Consider it an apology.

— G."

***

The moment his eyes left the last letter, the paper ignited. Not with heat, but with light—a soft, golden glow that consumed the page without smoke or ash, leaving only the faint scent of ozone.

He stared at his empty palm.

God killed me by accident.

The thought should have been terrifying. Instead, a laugh bubbled up from somewhere deep in his chest—short, sharp, edged with hysteria.

"Compensation," he muttered, voice hoarse and unfamiliar. "Right."

Before the laugh could turn into something darker, a new sound cut through the ambient hum of the facility:

Footsteps. Heavy. Deliberate. Close.

"—hell was that noise?"

A man's voice, rough with irritation and the flat affect of someone who'd done this job too long. The scrape of boots on metal grating. The mechanical click of a safety being disengaged.

Instinct took over—not thought, not planning, just the raw imperative of survival.

He moved.

His body responded with a fluid efficiency that shocked him. In three heartbeats, he'd pressed himself against the wall beside the doorway, muscles coiled, breathing silent. The strength in his limbs felt wrong—too much, too easy, like he'd borrowed someone else's body and forgotten to adjust the settings.

The guard's silhouette appeared in the doorway, backlit by emergency lighting.

Time crystallized.

Peter's voice screamed in his head: Don't kill him! There has to be another way!

Hashirama's presence remained calm, almost sorrowful: A warrior who hesitates dies. So do those he means to protect.

The new voice—his voice—said nothing. It simply acted.

His palm pressed flat against the floor. Without understanding how, he pushed—not with muscle, but with something deeper. Chakra flooded through concrete and rebar, searching, reshaping, growing.

A spike of hardened wood erupted from the floor at a forty-five-degree angle, silent and sudden as an ambush predator.

It punched through the guard's lower back and emerged from his abdomen in a spray of red.

The man's eyes went wide. His mouth opened, but the only sound was a wet, rattling gasp. The rifle clattered to the floor. He slumped forward, held upright only by the wooden stake growing through his torso like a grotesque sculpture.

The clone stared.

The guard twitched once, then went still.

The silence that followed was deafening.

He stood there, chest heaving, staring at what he'd done.

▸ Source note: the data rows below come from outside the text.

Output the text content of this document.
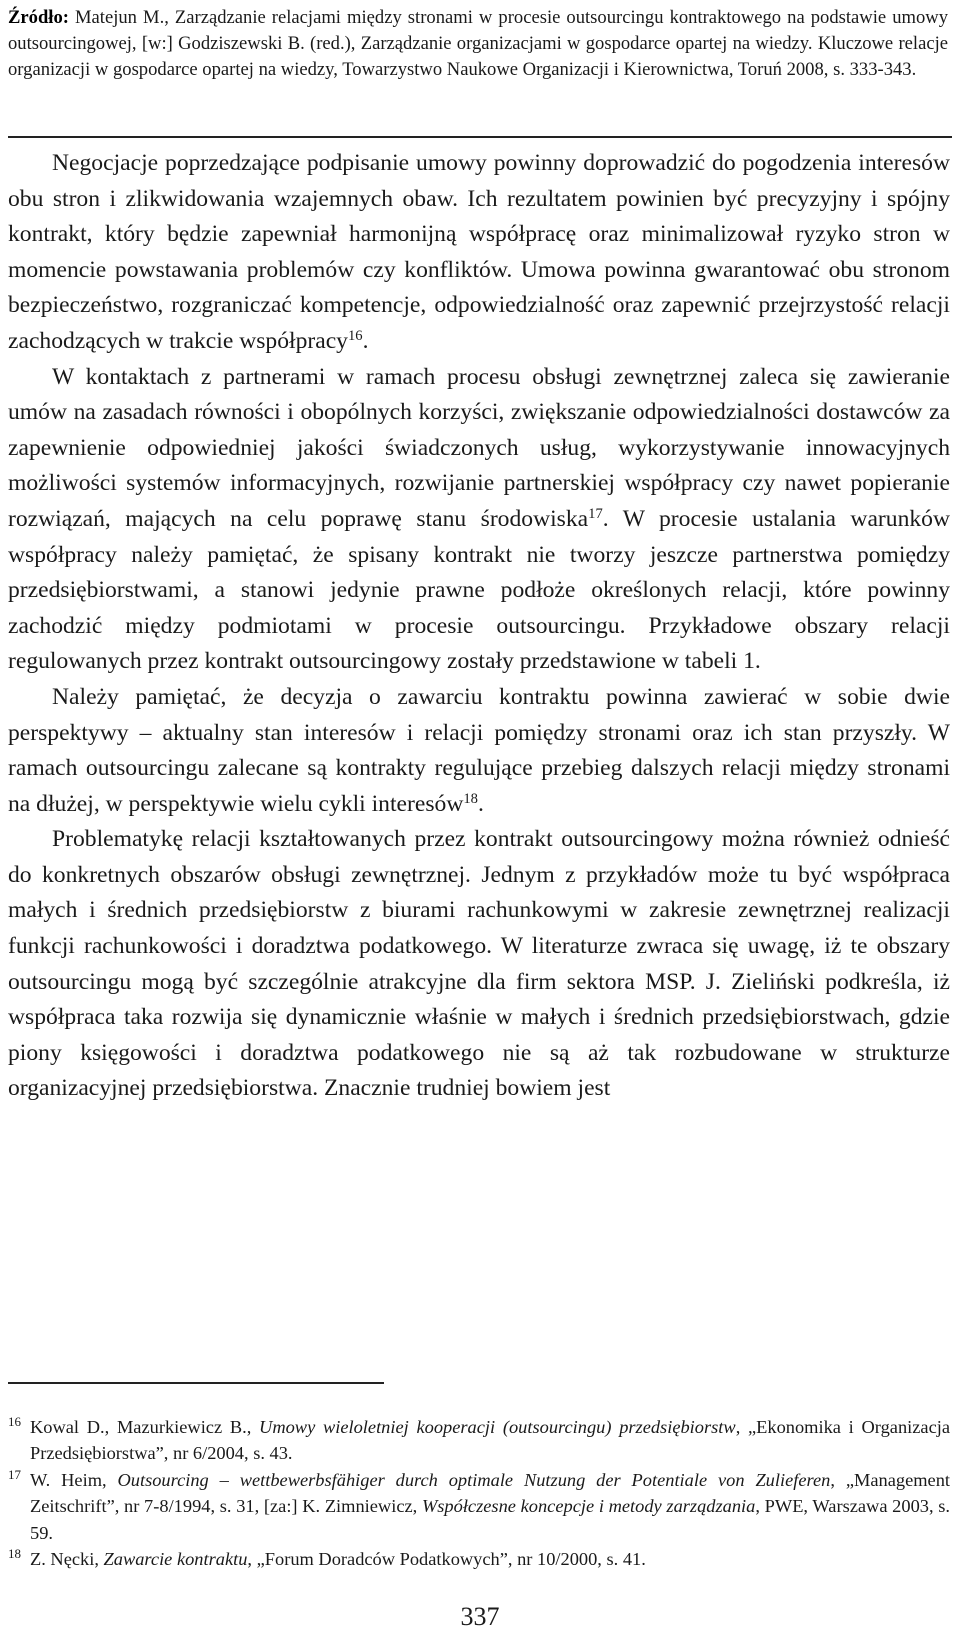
Źródło: Matejun M., Zarządzanie relacjami między stronami w procesie outsourcingu kontraktowego na podstawie umowy outsourcingowej, [w:] Godziszewski B. (red.), Zarządzanie organizacjami w gospodarce opartej na wiedzy. Kluczowe relacje organizacji w gospodarce opartej na wiedzy, Towarzystwo Naukowe Organizacji i Kierownictwa, Toruń 2008, s. 333-343.

Negocjacje poprzedzające podpisanie umowy powinny doprowadzić do pogodzenia interesów obu stron i zlikwidowania wzajemnych obaw. Ich rezultatem powinien być precyzyjny i spójny kontrakt, który będzie zapewniał harmonijną współpracę oraz minimalizował ryzyko stron w momencie powstawania problemów czy konfliktów. Umowa powinna gwarantować obu stronom bezpieczeństwo, rozgraniczać kompetencje, odpowiedzialność oraz zapewnić przejrzystość relacji zachodzących w trakcie współpracy$^{16}$.

W kontaktach z partnerami w ramach procesu obsługi zewnętrznej zaleca się zawieranie umów na zasadach równości i obopólnych korzyści, zwiększanie odpowiedzialności dostawców za zapewnienie odpowiedniej jakości świadczonych usług, wykorzystywanie innowacyjnych możliwości systemów informacyjnych, rozwijanie partnerskiej współpracy czy nawet popieranie rozwiązań, mających na celu poprawę stanu środowiska$^{17}$. W procesie ustalania warunków współpracy należy pamiętać, że spisany kontrakt nie tworzy jeszcze partnerstwa pomiędzy przedsiębiorstwami, a stanowi jedynie prawne podłoże określonych relacji, które powinny zachodzić między podmiotami w procesie outsourcingu. Przykładowe obszary relacji regulowanych przez kontrakt outsourcingowy zostały przedstawione w tabeli 1.

Należy pamiętać, że decyzja o zawarciu kontraktu powinna zawierać w sobie dwie perspektywy – aktualny stan interesów i relacji pomiędzy stronami oraz ich stan przyszły. W ramach outsourcingu zalecane są kontrakty regulujące przebieg dalszych relacji między stronami na dłużej, w perspektywie wielu cykli interesów$^{18}$.

Problematykę relacji kształtowanych przez kontrakt outsourcingowy można również odnieść do konkretnych obszarów obsługi zewnętrznej. Jednym z przykładów może tu być współpraca małych i średnich przedsiębiorstw z biurami rachunkowymi w zakresie zewnętrznej realizacji funkcji rachunkowości i doradztwa podatkowego. W literaturze zwraca się uwagę, iż te obszary outsourcingu mogą być szczególnie atrakcyjne dla firm sektora MSP. J. Zieliński podkreśla, iż współpraca taka rozwija się dynamicznie właśnie w małych i średnich przedsiębiorstwach, gdzie piony księgowości i doradztwa podatkowego nie są aż tak rozbudowane w strukturze organizacyjnej przedsiębiorstwa. Znacznie trudniej bowiem jest

16 Kowal D., Mazurkiewicz B., Umowy wieloletniej kooperacji (outsourcingu) przedsiębiorstw, „Ekonomika i Organizacja Przedsiębiorstwa”, nr 6/2004, s. 43.

17 W. Heim, Outsourcing – wettbewerbsfähiger durch optimale Nutzung der Potentiale von Zulieferen, „Management Zeitschrift”, nr 7-8/1994, s. 31, [za:] K. Zimniewicz, Współczesne koncepcje i metody zarządzania, PWE, Warszawa 2003, s. 59.

18 Z. Nęcki, Zawarcie kontraktu, „Forum Doradców Podatkowych”, nr 10/2000, s. 41.

337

The wood was part of him—he could still feel it, warm and alive, connected to his palm by threads of chakra too subtle to see. With a thought, he could make it grow further, branch out, consume—

No.

He pulled back. The wood withdrew like a living thing, retracting into his hand until only smooth, pale skin remained. The guard collapsed in a heap.

The smell hit him then: copper and bowel, the ugly reality of sudden death.

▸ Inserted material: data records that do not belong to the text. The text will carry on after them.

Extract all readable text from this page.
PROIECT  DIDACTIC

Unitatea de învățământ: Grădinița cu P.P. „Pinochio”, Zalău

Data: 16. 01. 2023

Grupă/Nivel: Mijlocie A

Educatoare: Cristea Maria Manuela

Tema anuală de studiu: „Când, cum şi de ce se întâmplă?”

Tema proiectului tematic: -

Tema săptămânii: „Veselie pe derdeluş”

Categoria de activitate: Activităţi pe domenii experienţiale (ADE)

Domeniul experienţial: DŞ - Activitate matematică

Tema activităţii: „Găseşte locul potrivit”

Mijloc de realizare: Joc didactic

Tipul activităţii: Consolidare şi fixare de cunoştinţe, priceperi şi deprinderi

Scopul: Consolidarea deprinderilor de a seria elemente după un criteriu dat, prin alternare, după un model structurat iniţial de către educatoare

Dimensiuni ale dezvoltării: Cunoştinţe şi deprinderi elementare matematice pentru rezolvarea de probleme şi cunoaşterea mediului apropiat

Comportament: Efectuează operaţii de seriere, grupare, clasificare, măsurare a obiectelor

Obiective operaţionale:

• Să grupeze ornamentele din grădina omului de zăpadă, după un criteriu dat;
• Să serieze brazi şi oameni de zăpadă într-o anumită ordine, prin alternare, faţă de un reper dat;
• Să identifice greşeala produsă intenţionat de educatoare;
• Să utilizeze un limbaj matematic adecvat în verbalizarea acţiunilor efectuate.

Peter's horror crashed over him in waves: You killed him. You didn't even try to—

Hashirama's sorrow was quieter but no less heavy: The first kill is always the hardest. The second is easier. The thousandth becomes routine. Remember that weight. Let it keep you human.

He knelt beside the body, hands shaking now that the adrenaline was fading. The guard's name tag read CHEN, M.

"I'm sorry," he whispered. He didn't know if he meant it. Part of him did. Part of him had stopped caring the moment the stake grew from his hand.

The radio on Chen's belt crackled:

"Sector C, this is Control. Report status. What was that noise?"

He stared at the device. Then at the uniform. Then at his own bare, fluid-slicked skin.

A decision crystallized with the cold clarity of survival instinct.

He stripped the body efficiently, tugging the black tactical uniform over his own damp frame. It was too large in the shoulders, too tight in the chest—Chen had been a smaller man. But it would do.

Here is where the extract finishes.